Coming back to the post’s central idea, a 30-point lead is a formidable advantage for the opposition, but there are other factors that will decide the type of majority the opposition can hope for.

In this simulation, to reach a 2/3rds qualified majority, the opposition needs to mobilize about one added rural vote for every 2 added urban votes. Of course the relationship need not be exactly the one shown on the graph, because both the definition of rural and urban, as well as the parameters, are chosen somewhat arbitrarily to illustrate a more general conclusion.

The Night of 6D

To get the most out of this analysis, we should think through what forces will be at play on the night of 6D. In the first place, the opposition, riding on a wave of national discontent, is on track to make inroads in all circuits.

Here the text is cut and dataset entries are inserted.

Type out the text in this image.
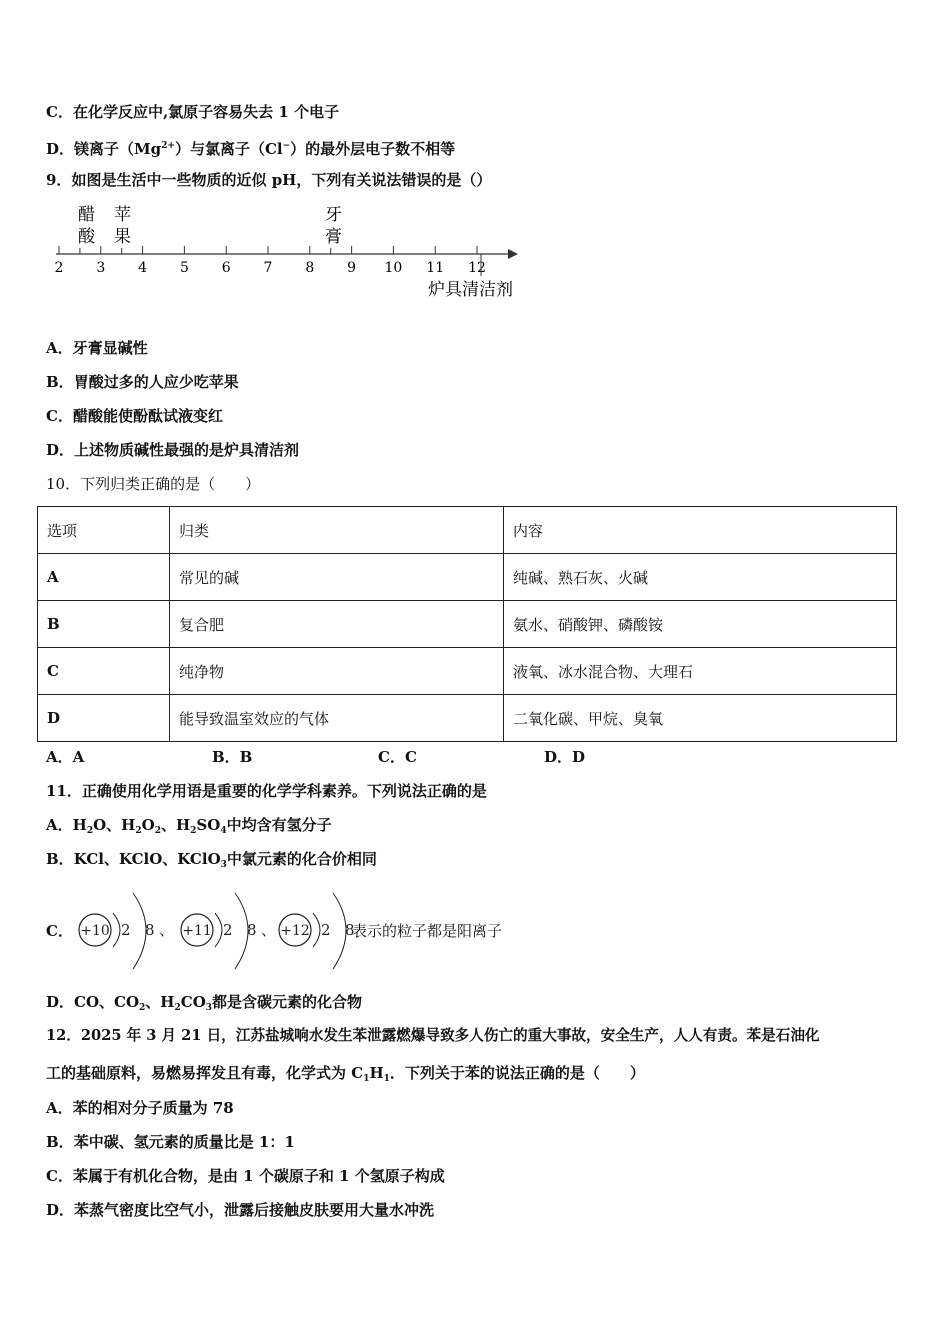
C．在化学反应中,氯原子容易失去 1 个电子
D．镁离子$(Mg^{2+})$与氯离子（Cl−）的最外层电子数不相等
9．如图是生活中一些物质的近似 pH，下列有关说法错误的是（）
2 3 4 5 6 7 8 9 10 11 12
醋
酸
苹
果
牙
膏
炉具清洁剂
A．牙膏显碱性
B．胃酸过多的人应少吃苹果
C．醋酸能使酚酞试液变红
D．上述物质碱性最强的是炉具清洁剂
10．下列归类正确的是（　　）
选项	归类	内容
A	常见的碱	纯碱、熟石灰、火碱
B	复合肥	氨水、硝酸钾、磷酸铵
C	纯净物	液氧、冰水混合物、大理石
D	能导致温室效应的气体	二氧化碳、甲烷、臭氧
A．A	B．B	C．C	D．D
11．正确使用化学用语是重要的化学学科素养。下列说法正确的是
A．$H_2O$、$H_2O_2$、$H_2SO_4$中均含有氢分子
B．KCl、KClO、KClO$_3$中氯元素的化合价相同
C． +10 2 8 、 +11 2 8 、 +12 2 8
表示的粒子都是阳离子
D．CO、$CO_2$、$H_2CO_3$都是含碳元素的化合物
12．2025 年 3 月 21 日，江苏盐城响水发生苯泄露燃爆导致多人伤亡的重大事故，安全生产，人人有责。苯是石油化
工的基础原料，易燃易挥发且有毒，化学式为 $C_1H_1$．下列关于苯的说法正确的是（　　）
A．苯的相对分子质量为 78
B．苯中碳、氢元素的质量比是 1：1
C．苯属于有机化合物，是由 1 个碳原子和 1 个氢原子构成
D．苯蒸气密度比空气小，泄露后接触皮肤要用大量水冲洗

Nonetheless, it will concentrate its mobiliziation and defense-of-the-vote resources mainly in circuits where it’s traditionally been strongest – the most urban circuits.

By the same token, the government will try to halt the opposition’s advance in every circuit and will, on top of that, try to do that como sea, but it’s more likely that it will be relatively more successful in places where the state apparatus has the most weight in economic and social life – in rural areas.

So where will this election be won? The qualified majority will be won if the opposition manages to consolidate its supremacy in bigger cities, but at the same time makes real gains in rural and periurban areas. In my opinion, on the night of 6D if we start seeing the opposition win in mixed circuits, which include rural areas and small cities like Turmero, Puerto Cabello, Guanare, La Victoria, Barinas, Carora, Altagracias Orituco, Villa de Cura, San Fernando de Apure and Carúpano, then the opposition will be well on its way to the 2/3rd supermajority in the National Assembly. Those are the circuits I’d track.